Water recently returned to Beirut’s homes after a hiatus of about 3 weeks.

However, fears dwell among the Lebanese and also with the director-general of the Beirut and Mount Lebanon Water Corporation, Jean Gibran, that water will be cut off across Lebanon in about two months.

The residents of Beirut and neighboring areas had it tough during the recent interruption of drinking water due to an emergency failure in the main water line that feeds its main reservoir.

Regarding the malfunctions in “Qastal Beirut”, which is the main water line that feeds the capital, Jean Gibran said, “It is 62 years old. We are trying to repair it but it’s not working.”

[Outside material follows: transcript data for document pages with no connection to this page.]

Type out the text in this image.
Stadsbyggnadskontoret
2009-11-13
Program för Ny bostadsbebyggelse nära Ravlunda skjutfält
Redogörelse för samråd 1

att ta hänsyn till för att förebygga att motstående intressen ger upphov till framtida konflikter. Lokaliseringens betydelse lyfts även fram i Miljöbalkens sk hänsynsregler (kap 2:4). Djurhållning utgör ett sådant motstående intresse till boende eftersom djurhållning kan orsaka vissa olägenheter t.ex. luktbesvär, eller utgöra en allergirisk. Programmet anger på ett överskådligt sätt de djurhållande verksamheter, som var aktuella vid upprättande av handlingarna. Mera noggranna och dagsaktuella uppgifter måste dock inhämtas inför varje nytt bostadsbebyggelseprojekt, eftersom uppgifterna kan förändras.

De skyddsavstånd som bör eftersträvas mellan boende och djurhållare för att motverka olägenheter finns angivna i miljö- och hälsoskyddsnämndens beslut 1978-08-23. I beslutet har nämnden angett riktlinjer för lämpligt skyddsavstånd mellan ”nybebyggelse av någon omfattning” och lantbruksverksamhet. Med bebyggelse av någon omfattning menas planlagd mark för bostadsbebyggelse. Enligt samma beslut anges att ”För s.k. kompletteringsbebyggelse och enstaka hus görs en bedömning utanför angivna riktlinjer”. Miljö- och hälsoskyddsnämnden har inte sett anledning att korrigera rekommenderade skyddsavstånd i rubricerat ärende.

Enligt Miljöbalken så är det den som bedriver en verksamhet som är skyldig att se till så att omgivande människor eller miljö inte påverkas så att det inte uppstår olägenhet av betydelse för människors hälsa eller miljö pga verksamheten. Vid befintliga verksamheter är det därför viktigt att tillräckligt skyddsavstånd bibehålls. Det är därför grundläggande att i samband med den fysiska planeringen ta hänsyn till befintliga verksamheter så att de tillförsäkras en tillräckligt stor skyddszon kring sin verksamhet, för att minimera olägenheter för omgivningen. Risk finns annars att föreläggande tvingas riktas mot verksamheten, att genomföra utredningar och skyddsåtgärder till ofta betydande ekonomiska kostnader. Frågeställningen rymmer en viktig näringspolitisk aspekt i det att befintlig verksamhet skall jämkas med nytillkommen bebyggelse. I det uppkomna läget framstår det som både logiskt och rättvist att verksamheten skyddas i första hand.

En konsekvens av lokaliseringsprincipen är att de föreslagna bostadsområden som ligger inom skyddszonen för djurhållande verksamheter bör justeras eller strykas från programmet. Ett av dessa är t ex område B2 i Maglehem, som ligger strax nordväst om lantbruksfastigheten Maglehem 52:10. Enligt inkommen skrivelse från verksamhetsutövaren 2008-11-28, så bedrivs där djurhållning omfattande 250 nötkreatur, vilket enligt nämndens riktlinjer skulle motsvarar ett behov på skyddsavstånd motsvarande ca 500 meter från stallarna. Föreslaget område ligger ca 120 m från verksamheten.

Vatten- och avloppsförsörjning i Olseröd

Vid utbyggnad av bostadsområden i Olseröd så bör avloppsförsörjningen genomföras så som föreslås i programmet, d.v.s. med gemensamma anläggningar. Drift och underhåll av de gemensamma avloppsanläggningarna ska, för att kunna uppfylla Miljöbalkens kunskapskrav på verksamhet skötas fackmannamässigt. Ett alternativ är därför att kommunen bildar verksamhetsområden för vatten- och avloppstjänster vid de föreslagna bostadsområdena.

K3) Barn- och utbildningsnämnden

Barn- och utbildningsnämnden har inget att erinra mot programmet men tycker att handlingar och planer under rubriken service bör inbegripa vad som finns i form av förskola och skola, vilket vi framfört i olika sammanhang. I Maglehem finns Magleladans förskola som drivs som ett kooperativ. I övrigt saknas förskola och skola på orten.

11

He explained during an interview with LBCI that they “changed the contractor in cooperation with UNICEF, and the situation is difficult financially because the reforms are in dollars, and the contractor worked twice and did not succeed, so we changed it.”

He added: “We are seriously discussing the renewal of Beirut’s water network in cooperation with the municipality and the governor.”

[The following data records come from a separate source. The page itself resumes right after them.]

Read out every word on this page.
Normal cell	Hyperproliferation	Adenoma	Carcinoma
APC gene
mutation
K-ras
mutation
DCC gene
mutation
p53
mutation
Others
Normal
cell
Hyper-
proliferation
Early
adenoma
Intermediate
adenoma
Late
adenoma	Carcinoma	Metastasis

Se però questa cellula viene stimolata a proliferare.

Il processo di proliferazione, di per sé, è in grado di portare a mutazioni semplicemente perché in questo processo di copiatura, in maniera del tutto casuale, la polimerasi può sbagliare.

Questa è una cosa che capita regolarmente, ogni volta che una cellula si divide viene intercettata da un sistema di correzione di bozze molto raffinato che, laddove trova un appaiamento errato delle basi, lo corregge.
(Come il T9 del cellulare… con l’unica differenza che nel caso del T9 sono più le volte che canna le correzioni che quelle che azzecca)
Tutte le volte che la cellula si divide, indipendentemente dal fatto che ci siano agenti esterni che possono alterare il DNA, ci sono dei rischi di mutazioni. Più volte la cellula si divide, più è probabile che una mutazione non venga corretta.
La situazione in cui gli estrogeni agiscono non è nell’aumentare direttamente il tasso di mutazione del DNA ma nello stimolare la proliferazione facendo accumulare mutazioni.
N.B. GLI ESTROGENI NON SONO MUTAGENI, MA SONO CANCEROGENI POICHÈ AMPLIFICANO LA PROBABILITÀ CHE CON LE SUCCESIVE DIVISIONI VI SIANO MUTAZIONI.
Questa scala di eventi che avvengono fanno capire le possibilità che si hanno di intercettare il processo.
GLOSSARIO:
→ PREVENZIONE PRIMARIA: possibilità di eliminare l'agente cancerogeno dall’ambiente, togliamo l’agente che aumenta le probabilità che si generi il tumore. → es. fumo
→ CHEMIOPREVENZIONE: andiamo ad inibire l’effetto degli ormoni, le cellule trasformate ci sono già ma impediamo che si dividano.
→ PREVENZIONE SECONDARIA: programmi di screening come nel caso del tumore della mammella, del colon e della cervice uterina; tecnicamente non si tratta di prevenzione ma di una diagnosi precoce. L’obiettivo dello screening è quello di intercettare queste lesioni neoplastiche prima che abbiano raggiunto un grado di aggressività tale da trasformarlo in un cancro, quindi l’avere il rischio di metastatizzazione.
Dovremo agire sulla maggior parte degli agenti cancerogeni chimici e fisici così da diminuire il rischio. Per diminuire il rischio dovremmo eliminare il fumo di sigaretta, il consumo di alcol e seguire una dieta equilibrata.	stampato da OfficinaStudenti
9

Recently, an official move by the MPs for Change brought the water to some areas of Beirut, but not to the normal rate.

They inspected the progress of the reform process in the aforementioned line after repeated promises from the Beirut and Mount Lebanon Water Corporation.

Fears of a return to water cuts were renewed due to the electricity and diesel crisis, according to Sky News Arabia.

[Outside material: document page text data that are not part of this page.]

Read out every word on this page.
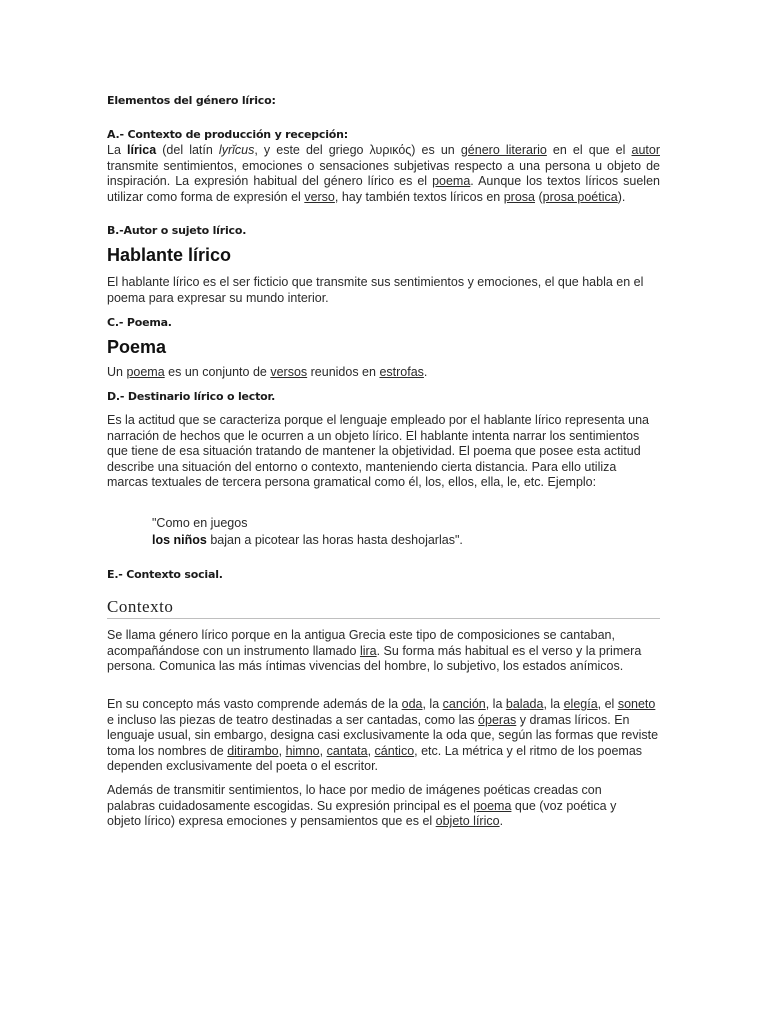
Elementos del género lírico:
A.- Contexto de producción y recepción:
La lírica (del latín lyrĭcus, y este del griego λυρικός) es un género literario en el que el autor transmite sentimientos, emociones o sensaciones subjetivas respecto a una persona u objeto de inspiración. La expresión habitual del género lírico es el poema. Aunque los textos líricos suelen utilizar como forma de expresión el verso, hay también textos líricos en prosa (prosa poética).
B.-Autor o sujeto lírico.
Hablante lírico
El hablante lírico es el ser ficticio que transmite sus sentimientos y emociones, el que habla en el poema para expresar su mundo interior.
C.- Poema.
Poema
Un poema es un conjunto de versos reunidos en estrofas.
D.- Destinario lírico o lector.
Es la actitud que se caracteriza porque el lenguaje empleado por el hablante lírico representa una narración de hechos que le ocurren a un objeto lírico. El hablante intenta narrar los sentimientos que tiene de esa situación tratando de mantener la objetividad. El poema que posee esta actitud describe una situación del entorno o contexto, manteniendo cierta distancia. Para ello utiliza marcas textuales de tercera persona gramatical como él, los, ellos, ella, le, etc. Ejemplo:
"Como en juegos
los niños bajan a picotear las horas hasta deshojarlas".
E.- Contexto social.
Contexto
Se llama género lírico porque en la antigua Grecia este tipo de composiciones se cantaban, acompañándose con un instrumento llamado lira. Su forma más habitual es el verso y la primera persona. Comunica las más íntimas vivencias del hombre, lo subjetivo, los estados anímicos.
En su concepto más vasto comprende además de la oda, la canción, la balada, la elegía, el soneto e incluso las piezas de teatro destinadas a ser cantadas, como las óperas y dramas líricos. En lenguaje usual, sin embargo, designa casi exclusivamente la oda que, según las formas que reviste toma los nombres de ditirambo, himno, cantata, cántico, etc. La métrica y el ritmo de los poemas dependen exclusivamente del poeta o el escritor.
Además de transmitir sentimientos, lo hace por medio de imágenes poéticas creadas con palabras cuidadosamente escogidas. Su expresión principal es el poema que (voz poética y objeto lírico) expresa emociones y pensamientos que es el objeto lírico.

An owner of a gas station by the name of Amjad told Sky News Arabia: “The water returned Monday to some areas, but not as it should, and there are other areas that are still suffering without water.”

Also, Samer Sinno, a resident of the Ras Beirut area, told the news agency that the water was cut off in the areas of Al-Hamra, Caracas, and the vicinity of Koraytem a month and a half ago.

“There are people who resorted to buying water and some of them used wells, but its water is salty and not suitable for drinking,” he said.

Jean Gibran raised the alarm during his televised interview with LBCI, stating that the water could be cut off in two months in all of Lebanon if “we do not help.”

He explained that they don’t have the ability to fix any failure that might occur because of the contractors evading “the issue of checks.”